Welcome to the Crustal Deformation and InSAR Geodesy lab at Universidad de Chile!

I am an InSAR geodesist from Chile and assistant professor at the Department of Geology of Universidad de Chile.

My research focuses on the use of space geodetic data to understand a variety of crustal deformation processes that occur in volcanoes, faults, plate boundaries, glaciers, and salars. Specifically I use InSAR (Interferometric Synthetic Aperture Radar), GNSS (Global Navigation Satellite System), and DEM (Digital Elevation Models) that I complement with field observations, seismological, geochemical, and mineralogical data. Most of my research have focused to understand magma storage, transport, and eruption dynamics in volcanoes of the Southern Andes in Chile, which is the most productive active volcanic arc in the world in the past 40 years.
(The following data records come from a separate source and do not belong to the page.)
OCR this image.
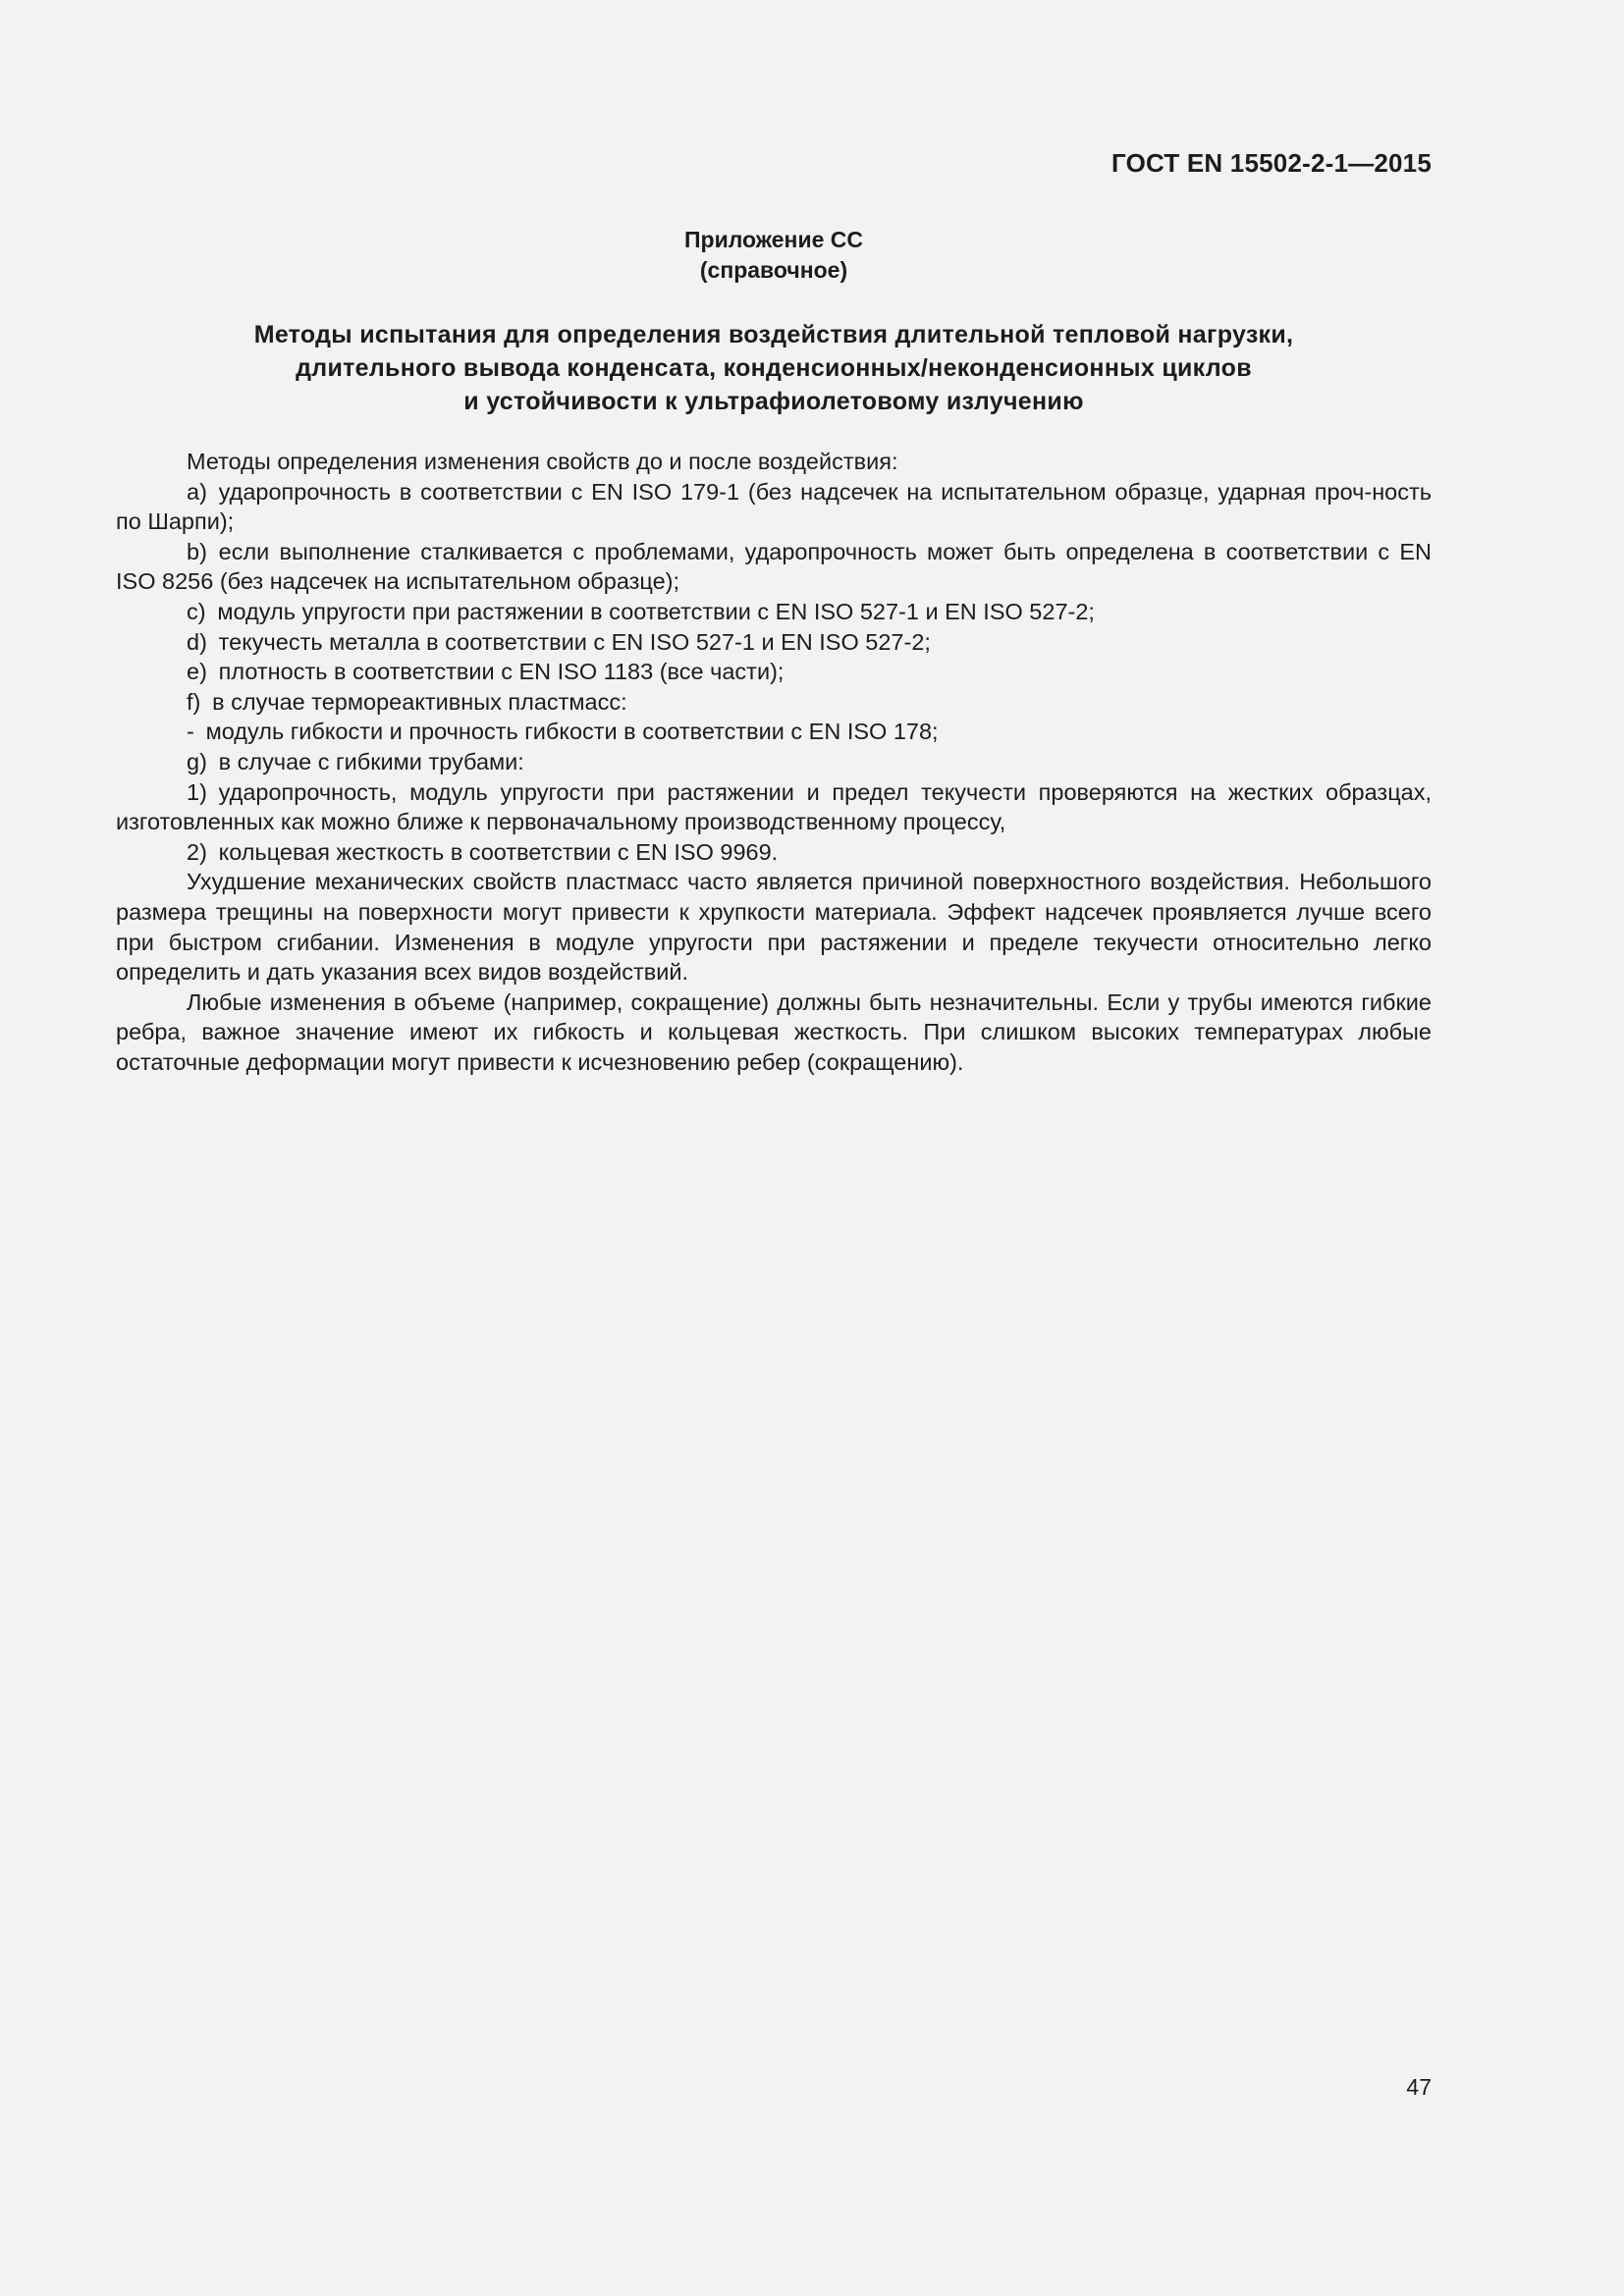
ГОСТ EN 15502-2-1—2015
Приложение СС
(справочное)
Методы испытания для определения воздействия длительной тепловой нагрузки,
длительного вывода конденсата, конденсионных/неконденсионных циклов
и устойчивости к ультрафиолетовому излучению

Методы определения изменения свойств до и после воздействия:

а) ударопрочность в соответствии с EN ISO 179-1 (без надсечек на испытательном образце, ударная проч-ность по Шарпи);

b) если выполнение сталкивается с проблемами, ударопрочность может быть определена в соответствии с EN ISO 8256 (без надсечек на испытательном образце);

с) модуль упругости при растяжении в соответствии с EN ISO 527-1 и EN ISO 527-2;

d) текучесть металла в соответствии с EN ISO 527-1 и EN ISO 527-2;

е) плотность в соответствии с EN ISO 1183 (все части);

f) в случае термореактивных пластмасс:

- модуль гибкости и прочность гибкости в соответствии с EN ISO 178;

g) в случае с гибкими трубами:

1) ударопрочность, модуль упругости при растяжении и предел текучести проверяются на жестких образцах, изготовленных как можно ближе к первоначальному производственному процессу,

2) кольцевая жесткость в соответствии с EN ISO 9969.

Ухудшение механических свойств пластмасс часто является причиной поверхностного воздействия. Небольшого размера трещины на поверхности могут привести к хрупкости материала. Эффект надсечек проявляется лучше всего при быстром сгибании. Изменения в модуле упругости при растяжении и пределе текучести относительно легко определить и дать указания всех видов воздействий.

Любые изменения в объеме (например, сокращение) должны быть незначительны. Если у трубы имеются гибкие ребра, важное значение имеют их гибкость и кольцевая жесткость. При слишком высоких температурах любые остаточные деформации могут привести к исчезновению ребер (сокращению).

47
I have also worked in other subdution zones (Aleutians, Vanuatu) and hot spots (Yellowstone, Galapagos, Hawai’i). In the past years I have worked mostly to understand the strain accumulation, release and the segmentation of the Magallanes Fagnano fault zone, the plate boundary between the Sotuh America and Scotia plates.

Deploying a GNSS station in southernmost Patagonia to study the Magallanes Fagnano fault zone, January 2023.